Frank Haun, le président de KNDS, la holding européenne qui détient les constructeurs de blindés allemand Krauss-Maffei Wegmann et français Nexter, appelle l’Europe à accélérer sur le char franco-allemand. La constitution de KNDS date de 2015 et les premières études d’architecture ont démarré en juillet 2020 pour définir ce système d’armes terrestres du futur, mais le programme « MGCS » (Main Ground Combat System) est en standby, dans l’attente de la mise en place des nouveaux gouvernements allemand et français. A ce rythme, une Europe souveraine est sur la mauvaise voie, avertit Frank Haun : « Nous parlons du futur char européen depuis 2012 pour une entrée en service aux alentours de 2035. Un délai insensé (…) Il faut maintenant arrêter de parler et agir. Développons au plus vite un programme ouvert à la coopération européenne, qui s’adaptera au fur et à mesure des avancées technologiques » alerte-t-il. Appelant les Etats à « dépasser les égoïsmes nationaux » et à faire de preuve de flexibilité, le dirigeant appelle à coopérer davantage pour faire face aux grandes puissances. A l’heure actuelle, l’Europe compte quelque 8 000 chars de combat de toutes origines, et dont la moyenne d’âge dépasse les trente ans. En cas de conflit, le nombre de chars capables de travailler ensemble serait donc très faible.
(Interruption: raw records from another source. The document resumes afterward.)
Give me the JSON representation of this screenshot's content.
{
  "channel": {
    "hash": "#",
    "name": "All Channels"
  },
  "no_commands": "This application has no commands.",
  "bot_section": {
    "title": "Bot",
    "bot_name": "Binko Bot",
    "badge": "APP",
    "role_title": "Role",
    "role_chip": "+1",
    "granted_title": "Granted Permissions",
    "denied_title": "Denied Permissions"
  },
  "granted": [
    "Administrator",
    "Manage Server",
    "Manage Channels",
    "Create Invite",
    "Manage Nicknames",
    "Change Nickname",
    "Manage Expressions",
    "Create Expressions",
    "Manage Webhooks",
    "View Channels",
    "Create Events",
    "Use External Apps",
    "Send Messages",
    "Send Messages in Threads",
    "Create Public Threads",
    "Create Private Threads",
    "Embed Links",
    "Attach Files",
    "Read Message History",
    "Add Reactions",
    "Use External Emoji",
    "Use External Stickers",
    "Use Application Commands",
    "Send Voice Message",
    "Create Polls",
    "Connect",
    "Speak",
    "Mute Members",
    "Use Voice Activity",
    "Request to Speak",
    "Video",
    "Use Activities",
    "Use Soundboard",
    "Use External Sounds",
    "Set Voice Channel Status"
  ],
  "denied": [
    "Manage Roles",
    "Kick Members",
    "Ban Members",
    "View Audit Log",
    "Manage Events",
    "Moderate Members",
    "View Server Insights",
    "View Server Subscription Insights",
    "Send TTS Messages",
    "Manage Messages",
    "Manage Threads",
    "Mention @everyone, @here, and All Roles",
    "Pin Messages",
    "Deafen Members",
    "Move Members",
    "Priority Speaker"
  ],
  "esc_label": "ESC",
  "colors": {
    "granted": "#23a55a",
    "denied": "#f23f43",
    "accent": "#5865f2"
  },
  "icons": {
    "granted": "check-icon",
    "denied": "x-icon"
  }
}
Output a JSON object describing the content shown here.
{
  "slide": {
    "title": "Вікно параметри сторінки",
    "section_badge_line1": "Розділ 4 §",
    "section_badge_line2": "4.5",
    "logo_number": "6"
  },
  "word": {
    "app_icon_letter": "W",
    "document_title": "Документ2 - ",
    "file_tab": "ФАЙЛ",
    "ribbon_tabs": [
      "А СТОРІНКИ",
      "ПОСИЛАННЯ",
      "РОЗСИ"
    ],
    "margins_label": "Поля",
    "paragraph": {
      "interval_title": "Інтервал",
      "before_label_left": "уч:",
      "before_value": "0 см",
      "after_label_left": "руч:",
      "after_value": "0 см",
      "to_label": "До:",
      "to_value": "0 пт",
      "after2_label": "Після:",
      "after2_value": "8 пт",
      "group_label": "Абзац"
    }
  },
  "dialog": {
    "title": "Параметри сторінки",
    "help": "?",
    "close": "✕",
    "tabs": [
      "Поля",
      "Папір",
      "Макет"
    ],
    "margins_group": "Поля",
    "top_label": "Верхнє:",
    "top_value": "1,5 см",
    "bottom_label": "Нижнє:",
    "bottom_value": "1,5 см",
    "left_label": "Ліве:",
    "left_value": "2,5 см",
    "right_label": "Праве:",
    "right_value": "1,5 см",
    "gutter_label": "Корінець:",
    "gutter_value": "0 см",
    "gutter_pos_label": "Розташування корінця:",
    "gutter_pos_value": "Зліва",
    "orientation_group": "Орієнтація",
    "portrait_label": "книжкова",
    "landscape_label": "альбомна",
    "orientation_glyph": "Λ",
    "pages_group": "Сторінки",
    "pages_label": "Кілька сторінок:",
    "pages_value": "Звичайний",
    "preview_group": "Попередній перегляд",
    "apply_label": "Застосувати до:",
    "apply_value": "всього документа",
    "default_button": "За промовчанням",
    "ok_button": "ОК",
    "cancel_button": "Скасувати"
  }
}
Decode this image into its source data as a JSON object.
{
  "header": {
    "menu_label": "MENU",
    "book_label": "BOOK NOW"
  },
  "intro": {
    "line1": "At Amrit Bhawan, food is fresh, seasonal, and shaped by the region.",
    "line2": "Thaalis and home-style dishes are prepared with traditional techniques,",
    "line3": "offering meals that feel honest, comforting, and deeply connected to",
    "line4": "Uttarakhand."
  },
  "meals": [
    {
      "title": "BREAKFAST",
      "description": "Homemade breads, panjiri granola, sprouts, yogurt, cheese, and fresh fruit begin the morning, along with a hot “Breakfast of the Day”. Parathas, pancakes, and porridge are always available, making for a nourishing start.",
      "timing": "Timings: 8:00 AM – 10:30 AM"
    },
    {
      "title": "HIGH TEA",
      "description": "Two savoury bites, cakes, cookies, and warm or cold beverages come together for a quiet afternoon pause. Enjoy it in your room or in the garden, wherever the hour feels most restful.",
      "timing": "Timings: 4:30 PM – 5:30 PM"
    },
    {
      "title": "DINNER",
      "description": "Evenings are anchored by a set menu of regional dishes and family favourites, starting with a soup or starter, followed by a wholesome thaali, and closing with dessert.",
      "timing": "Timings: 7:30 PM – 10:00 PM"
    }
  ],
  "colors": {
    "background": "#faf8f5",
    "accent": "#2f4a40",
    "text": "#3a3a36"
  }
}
KNDS a l’ambition, au-delà du programme MGCS, de développer sans attendre de nouvelles technologies pour « devenir plus européen et pas seulement franco-allemand ». Mais le PDG de KNDS avertit que le projet de taxonomie européenne établissant le label ESG menace gravement l’industrie de la défense. Ce projet pourrait exclure du label les industries qui travaillent à plus de 5% de leur chiffre d’affaires dans l’armement : une menace directe pour le financement du secteur. « Si je n’ai plus de crédit et de garanties bancaires, je ne pourrai plus vendre nulle part, et je ne pourrai plus équiper les armées, garantes de la sécurité de nos pays et de nos démocraties », prévient Frank Haun.

Les Echos du 29 novembre

Rafaut Group, nouveau champion européen de la défense

Rafaut Group, sous-traitant du Rafale de Dassault Aviation, aspire à grandir à l’échelle européenne. La PME française pèse désormais 160 M€ de chiffre d’affaires pour 640 salariés, et ambitionne d’atteindre les 250 M€ de chiffre d’affaires en 2025. Basée à Villeneuve-la-Garenne (Hauts-de-Seine), Rafaut Group est spécialisé dans les systèmes d’emports et d’éjection, mais aussi les réservoirs carburants et d’autres équipements. Après une réorganisation et une modernisation de ses sites, le groupe veut devenir un fournisseur de premier rang. Soutenu par le fonds d’investissement HLD (actionnaire majoritaire avec 55% du capital), aux côtés d’ACE (Tikehau), d’Etoile Capital et de BNP Paribas, le groupe a acquis différentes entreprises depuis trois ans : AEds, Secapem, Alkan… Des acquisitions qui lui ont permis de renforcer ses compétences dans les hélicoptères, systèmes d’entrainements pour pilotes ou encore des systèmes d’emport et d’éjection. Mais le groupe tient à maintenir une stratégie duale, et pourrait viser prochainement une acquisition dans le secteur civil. Le groupe s’intéresse également aux drones, et travaille à la numérisation de ses sites comme ceux de Villeneuve-la-Garenne et Vitry, dans le cadre du programme Industrie du Futur chapeauté par le GIFAS.